I was never any good at Daleks. I had terrible luck when teleporting.
ETA - a few years ago on a road trip we all chose a superpower - mine was the ability to teleport. I spent the rest of the trip jumping around and making the Daleks teleport sound. Only my sister got the allusion.
•I’ve got a “hockey puck” mouse. Right now, hooked up to this computer. I still have to remove and clean the rubber ball, occasionally.
•I’ve got a Basilisk emulator setup, which I’ve used occasionally, which has copies of software I got at retail. And a freeware flight simulator scenario editor I got off of AOL, which involves programming aircraft behavior with raw, four-character hex codes. (22FF for the win, baby)
•I have a graphics editor which I got, free, on a floppy disc with a Macworld book. Some of the modified “texture” graphics go back to the first Clinton administration.
No, although I did interview at Apple for the “Scientific and Engineering Evangelist” position back in the Mac II days. My first Mac was a “Fat Mac”, and the only reason I didn’t buy a 128K was I had read all the magazines, and they all said to wait for the inevitable upgrade.
I once read a hilarious article about an Apple guy who went to a classroom of 3rd or 4th graders back in 1987 or thereabouts, to talk about the Mac. The techie boots up a Mac Plus and shows them how to draw little fishies in MacPaint and some other things of that ilk before the teacher says “Excuse me… before you go any further I think you should come look at Bobby’s Mac over here”. Little Bobby had used ResEdit to edit all the error messages to say things like “WARNING! You need to change your underpants!” instead of “WARNING! Change All is NOT Undo-able!”, had recorded macros that made a bunch of Empty Folder icons march around the desktop and attack each other, had changed dialog boxes so that previously “modal” error messages could be dragged offscreen and let you keep working, etc.
When the mac was thinking, you’d get a little B&W wristwatch, no multi-colored spinning beach ball, and there was no telling if your mac froze, or if you should give it “just another five minutes” before you had to hard-reboot and lose all your unsaved docs.
Your cursor arrow didn’t have a shadow under it.
You had to assign how much RAM each app used under Get Info.
Yes they conflicted. (How many times did you have to rename them to make them load in a different order?) Yes some of them created system instability (and you had to figure out which ones were causing the crashes and dump them).

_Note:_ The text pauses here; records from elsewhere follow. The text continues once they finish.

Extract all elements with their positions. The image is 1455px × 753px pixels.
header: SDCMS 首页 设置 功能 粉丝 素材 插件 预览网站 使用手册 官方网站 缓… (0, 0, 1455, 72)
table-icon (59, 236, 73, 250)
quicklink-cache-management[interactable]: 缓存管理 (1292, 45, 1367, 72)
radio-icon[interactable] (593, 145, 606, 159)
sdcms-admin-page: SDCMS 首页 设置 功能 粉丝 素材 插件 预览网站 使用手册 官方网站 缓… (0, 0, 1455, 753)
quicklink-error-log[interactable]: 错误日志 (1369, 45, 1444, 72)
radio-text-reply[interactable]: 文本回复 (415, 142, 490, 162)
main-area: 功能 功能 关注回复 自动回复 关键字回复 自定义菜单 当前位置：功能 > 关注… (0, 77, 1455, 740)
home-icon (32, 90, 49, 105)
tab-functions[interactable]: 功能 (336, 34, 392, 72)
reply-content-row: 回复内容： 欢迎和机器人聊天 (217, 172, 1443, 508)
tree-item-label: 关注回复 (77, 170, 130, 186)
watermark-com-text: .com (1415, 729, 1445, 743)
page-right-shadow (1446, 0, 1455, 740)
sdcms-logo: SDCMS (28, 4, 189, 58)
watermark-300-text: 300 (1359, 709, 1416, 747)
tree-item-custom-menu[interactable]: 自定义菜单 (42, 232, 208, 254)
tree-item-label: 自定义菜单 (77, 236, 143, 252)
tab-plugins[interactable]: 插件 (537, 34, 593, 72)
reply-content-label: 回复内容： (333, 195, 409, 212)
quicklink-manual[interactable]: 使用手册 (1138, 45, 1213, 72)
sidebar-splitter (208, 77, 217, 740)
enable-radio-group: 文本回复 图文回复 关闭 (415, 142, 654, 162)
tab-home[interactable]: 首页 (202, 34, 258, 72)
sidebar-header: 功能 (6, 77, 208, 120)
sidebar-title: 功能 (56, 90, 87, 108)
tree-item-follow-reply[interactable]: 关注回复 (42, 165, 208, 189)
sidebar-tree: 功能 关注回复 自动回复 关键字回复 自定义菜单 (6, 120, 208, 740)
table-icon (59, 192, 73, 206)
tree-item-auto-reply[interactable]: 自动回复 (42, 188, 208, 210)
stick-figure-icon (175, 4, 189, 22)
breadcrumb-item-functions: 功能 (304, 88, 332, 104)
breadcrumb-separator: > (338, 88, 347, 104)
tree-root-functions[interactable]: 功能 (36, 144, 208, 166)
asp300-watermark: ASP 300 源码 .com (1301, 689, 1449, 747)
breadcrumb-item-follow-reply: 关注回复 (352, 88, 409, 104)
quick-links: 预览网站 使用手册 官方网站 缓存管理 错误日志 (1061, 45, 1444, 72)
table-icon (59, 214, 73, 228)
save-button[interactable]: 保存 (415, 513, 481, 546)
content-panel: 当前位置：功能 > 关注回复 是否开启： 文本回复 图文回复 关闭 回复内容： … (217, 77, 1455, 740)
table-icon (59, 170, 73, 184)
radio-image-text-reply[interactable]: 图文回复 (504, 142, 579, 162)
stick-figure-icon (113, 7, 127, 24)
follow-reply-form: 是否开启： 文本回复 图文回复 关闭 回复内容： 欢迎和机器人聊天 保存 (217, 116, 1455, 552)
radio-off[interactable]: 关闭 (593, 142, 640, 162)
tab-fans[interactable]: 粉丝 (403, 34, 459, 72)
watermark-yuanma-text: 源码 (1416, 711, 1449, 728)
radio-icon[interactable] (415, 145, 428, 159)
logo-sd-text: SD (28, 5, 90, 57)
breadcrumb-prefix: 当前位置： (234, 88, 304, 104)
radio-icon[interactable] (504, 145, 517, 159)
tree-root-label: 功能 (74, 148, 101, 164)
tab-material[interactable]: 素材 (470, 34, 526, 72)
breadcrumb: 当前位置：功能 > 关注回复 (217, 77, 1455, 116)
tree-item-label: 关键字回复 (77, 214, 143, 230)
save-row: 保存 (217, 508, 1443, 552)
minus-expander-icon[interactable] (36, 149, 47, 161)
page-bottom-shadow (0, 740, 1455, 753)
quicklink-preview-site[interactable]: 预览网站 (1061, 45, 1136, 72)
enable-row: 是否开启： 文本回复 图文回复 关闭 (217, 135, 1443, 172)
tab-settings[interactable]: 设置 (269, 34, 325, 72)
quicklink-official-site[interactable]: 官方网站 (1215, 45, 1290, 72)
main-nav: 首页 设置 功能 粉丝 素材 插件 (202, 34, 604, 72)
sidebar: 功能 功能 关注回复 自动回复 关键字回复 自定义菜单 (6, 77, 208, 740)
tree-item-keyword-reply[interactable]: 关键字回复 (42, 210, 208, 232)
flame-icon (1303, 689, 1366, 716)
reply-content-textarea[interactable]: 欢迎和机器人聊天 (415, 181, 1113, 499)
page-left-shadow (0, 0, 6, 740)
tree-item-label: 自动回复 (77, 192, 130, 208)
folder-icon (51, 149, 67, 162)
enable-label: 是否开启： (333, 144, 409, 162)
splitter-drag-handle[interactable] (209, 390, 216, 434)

But you loved them. You know you did.
Flash-It <—— for snagging screen shots
Super Clock <—— before Apple made menu bar clock option as part of the OS.
Escapade <—— enabled the Esc key and ⌘-anyletter to auto-click nondefault buttons
SFVol <—— to create a New Folder within a Save dialog, before Apple added THAT
DOS Mounter <—— to read MS-DOS disks without that horrid Apple File Exchange thingie
Møire <—— screen saver
Apollo <—— launcher. way cool, you could swap directly from App 1 to App 2 without going thru Finder. Still cool even after MultiFinder
Carpetbag <—— cheaper than Suitcase or Juggler
Scroll2 <—— arrows on both ends of your scroll bars
WaitLess <—— bring up just one CDev; hierarchical Control Panels for System 6!
WindowShade <—— the original window minimizer, before Apple added it to the OS
MacPUKE <——sound effect when ejecting removable media.